Sophia closed the locket tightly in her fist and rose from the bed, leaving her dread behind her in the tangled sheets. She was more than ready to see her hero.
* * * *
Sophia’s courage nearly deserted her when she crept into Tristan’s bedchamber. She paused at the door, her heart swelling into her throat at how pale and still he was.
He was lying on his back in the center of the bed, his arms laid carefully at his sides. The coverlet was pulled down just enough so she could see his bare chest and torso were wrapped heavily in bandages. A bit of blood was already pooling over his breastbone, despite the fresh dressing.
Sophia edged closer and took his hand in hers. His skin was cool and dry, his fingers slack. He didn’t react when she touched him, not even a twitch of his eyes under his eyelids. Tears stung Sophia’s eyes as she thought of how close he’d come to never opening those gray eyes again. A few tears escaped down her cheeks, but she brushed them aside and settled herself into the chair beside his bed.
Tristan was alive. She could see his chest moving up and down with each of his shallow breaths. This wasn’t a time for tears, but a time for gratitude.

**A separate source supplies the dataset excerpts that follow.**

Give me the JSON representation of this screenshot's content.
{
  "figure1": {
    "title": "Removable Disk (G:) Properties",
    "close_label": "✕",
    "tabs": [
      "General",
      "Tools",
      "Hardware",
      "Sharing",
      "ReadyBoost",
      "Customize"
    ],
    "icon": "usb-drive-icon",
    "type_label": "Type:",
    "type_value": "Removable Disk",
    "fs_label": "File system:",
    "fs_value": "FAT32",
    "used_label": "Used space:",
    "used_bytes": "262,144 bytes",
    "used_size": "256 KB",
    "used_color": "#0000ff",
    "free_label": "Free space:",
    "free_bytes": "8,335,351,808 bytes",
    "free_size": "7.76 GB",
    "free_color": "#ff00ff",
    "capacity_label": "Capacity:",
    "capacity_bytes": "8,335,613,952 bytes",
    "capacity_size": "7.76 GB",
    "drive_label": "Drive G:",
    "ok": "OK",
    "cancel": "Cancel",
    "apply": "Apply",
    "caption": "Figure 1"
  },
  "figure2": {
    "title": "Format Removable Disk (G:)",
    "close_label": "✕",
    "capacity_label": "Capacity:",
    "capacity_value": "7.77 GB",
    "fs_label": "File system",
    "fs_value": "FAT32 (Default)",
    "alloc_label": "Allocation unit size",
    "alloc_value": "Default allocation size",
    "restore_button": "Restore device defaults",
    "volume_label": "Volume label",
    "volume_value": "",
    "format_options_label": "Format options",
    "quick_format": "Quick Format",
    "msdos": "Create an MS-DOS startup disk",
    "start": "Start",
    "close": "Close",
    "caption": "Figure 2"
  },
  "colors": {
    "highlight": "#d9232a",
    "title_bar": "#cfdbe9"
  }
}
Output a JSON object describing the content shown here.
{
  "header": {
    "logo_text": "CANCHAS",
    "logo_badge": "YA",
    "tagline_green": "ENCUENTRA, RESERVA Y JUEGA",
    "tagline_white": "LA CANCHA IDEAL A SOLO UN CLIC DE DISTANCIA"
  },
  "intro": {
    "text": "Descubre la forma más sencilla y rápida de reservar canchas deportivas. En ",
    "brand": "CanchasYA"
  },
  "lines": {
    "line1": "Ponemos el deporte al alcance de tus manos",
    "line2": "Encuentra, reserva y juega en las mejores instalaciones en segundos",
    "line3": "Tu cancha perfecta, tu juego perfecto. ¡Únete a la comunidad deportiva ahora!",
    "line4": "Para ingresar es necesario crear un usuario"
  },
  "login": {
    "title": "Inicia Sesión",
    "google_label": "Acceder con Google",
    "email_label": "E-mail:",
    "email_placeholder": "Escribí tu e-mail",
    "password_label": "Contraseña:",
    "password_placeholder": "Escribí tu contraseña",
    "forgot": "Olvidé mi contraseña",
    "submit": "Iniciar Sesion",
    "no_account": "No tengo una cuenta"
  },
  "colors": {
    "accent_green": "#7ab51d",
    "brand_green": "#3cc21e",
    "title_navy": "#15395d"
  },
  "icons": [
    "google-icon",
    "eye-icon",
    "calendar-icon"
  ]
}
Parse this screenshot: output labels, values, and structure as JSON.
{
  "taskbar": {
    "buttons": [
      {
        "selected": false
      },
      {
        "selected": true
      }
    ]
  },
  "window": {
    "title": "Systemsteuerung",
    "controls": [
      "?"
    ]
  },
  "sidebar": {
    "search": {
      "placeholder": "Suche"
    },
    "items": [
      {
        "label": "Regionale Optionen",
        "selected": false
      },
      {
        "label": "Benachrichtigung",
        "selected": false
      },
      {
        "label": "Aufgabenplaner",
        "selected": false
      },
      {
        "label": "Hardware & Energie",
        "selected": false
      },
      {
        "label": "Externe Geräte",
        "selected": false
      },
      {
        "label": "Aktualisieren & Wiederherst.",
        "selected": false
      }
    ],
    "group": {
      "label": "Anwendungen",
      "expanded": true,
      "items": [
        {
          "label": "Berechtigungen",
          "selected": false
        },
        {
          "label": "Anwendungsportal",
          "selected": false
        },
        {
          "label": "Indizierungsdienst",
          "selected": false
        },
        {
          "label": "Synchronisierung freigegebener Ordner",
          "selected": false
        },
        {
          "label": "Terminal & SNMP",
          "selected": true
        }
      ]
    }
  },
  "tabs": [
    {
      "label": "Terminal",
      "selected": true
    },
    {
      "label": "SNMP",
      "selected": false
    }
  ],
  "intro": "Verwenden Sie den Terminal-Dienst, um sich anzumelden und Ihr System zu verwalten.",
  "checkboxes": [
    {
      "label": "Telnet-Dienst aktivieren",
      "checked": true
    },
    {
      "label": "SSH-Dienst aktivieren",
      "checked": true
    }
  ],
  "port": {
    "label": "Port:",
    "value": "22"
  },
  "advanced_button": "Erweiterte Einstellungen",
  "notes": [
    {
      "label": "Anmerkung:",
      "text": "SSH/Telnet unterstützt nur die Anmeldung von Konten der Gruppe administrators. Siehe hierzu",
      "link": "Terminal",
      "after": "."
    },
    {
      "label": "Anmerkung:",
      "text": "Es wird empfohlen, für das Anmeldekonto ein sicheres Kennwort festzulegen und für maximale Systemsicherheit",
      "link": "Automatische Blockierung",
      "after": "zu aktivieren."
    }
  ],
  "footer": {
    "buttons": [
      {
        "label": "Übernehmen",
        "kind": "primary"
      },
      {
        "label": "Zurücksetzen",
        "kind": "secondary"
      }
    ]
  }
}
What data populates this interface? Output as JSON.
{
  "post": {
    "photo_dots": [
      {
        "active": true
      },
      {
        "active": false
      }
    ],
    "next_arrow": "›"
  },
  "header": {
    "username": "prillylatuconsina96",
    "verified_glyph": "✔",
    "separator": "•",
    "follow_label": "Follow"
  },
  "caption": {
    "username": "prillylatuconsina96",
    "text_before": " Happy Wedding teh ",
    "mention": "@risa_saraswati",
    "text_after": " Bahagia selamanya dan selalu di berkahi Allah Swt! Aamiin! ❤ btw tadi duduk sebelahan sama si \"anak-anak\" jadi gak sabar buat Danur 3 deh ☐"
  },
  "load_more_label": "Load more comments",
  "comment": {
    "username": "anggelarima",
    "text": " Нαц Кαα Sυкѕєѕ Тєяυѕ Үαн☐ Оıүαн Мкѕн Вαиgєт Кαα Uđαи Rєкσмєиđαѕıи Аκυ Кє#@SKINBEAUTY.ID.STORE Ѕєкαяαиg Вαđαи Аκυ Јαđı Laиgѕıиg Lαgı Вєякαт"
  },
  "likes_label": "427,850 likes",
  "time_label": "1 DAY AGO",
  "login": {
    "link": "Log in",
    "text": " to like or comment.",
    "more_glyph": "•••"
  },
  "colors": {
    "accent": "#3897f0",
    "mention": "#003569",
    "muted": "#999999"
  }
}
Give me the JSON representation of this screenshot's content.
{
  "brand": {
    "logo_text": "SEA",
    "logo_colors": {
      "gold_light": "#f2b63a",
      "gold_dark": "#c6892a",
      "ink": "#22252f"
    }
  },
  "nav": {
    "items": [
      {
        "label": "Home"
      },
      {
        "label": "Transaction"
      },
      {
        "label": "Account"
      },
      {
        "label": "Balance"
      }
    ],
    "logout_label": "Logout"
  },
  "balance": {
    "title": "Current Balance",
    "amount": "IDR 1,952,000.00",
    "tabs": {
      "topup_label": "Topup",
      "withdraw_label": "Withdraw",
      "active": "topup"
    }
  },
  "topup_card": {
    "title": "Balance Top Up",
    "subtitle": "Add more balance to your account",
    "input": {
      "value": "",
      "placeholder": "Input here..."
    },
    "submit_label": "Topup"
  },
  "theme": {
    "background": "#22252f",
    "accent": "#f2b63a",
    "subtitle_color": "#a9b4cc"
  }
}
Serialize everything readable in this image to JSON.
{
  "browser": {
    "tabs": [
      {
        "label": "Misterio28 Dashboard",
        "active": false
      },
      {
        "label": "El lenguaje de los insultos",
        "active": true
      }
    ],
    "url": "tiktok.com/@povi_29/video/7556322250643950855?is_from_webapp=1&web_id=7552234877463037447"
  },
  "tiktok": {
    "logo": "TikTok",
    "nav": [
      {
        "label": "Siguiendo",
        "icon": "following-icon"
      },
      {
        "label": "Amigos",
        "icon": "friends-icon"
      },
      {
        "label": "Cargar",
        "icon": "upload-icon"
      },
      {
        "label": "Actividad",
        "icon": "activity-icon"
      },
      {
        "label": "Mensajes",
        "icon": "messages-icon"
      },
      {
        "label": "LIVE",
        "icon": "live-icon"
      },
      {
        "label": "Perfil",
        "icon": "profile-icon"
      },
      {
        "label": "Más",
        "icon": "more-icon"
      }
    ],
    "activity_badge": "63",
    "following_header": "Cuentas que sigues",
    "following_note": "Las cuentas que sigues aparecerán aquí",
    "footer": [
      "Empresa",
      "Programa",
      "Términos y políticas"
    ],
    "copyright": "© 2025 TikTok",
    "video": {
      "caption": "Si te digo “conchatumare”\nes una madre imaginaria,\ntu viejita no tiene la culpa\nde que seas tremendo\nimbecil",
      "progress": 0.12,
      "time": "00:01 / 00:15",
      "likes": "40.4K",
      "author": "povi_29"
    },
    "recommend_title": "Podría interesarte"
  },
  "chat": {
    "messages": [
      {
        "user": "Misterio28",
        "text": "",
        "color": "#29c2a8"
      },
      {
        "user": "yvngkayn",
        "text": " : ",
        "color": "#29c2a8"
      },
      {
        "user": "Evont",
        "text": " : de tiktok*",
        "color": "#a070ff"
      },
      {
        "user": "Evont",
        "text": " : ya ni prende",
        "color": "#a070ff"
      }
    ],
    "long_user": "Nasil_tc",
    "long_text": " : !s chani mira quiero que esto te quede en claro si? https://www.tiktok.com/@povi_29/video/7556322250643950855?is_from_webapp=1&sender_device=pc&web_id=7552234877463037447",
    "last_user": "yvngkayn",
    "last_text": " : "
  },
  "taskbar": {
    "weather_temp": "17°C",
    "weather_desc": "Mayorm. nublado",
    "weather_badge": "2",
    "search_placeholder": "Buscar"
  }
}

She stayed by his bed for the rest of the day and into the evening, leaving his side only when Giles Wakeford chased her from the room so he could assess his patient’s condition and change his dressing. Tristan slept through it all, oblivious to everything around him. Sophia had hoped he would wake, if only for a moment so he’d see her, and know she was there with him, but hour after hour passed and his eyes remained closed. Finally, worn out with watching and waiting, Sophia folded her arms on the edge of the bed, rested her head on them, and fell into a fitful sleep.
When she woke, the bedchamber was dark, the fire having burned down to embers. She blinked groggily, uncertain why she’d woken until she felt the softest touch on her head, like fingers moving slowly through her hair.
She lifted her head and looked up. Tristan’s face was turned toward her, and he was gazing down at her with gray eyes so soft her heart melted like warm honey in her chest.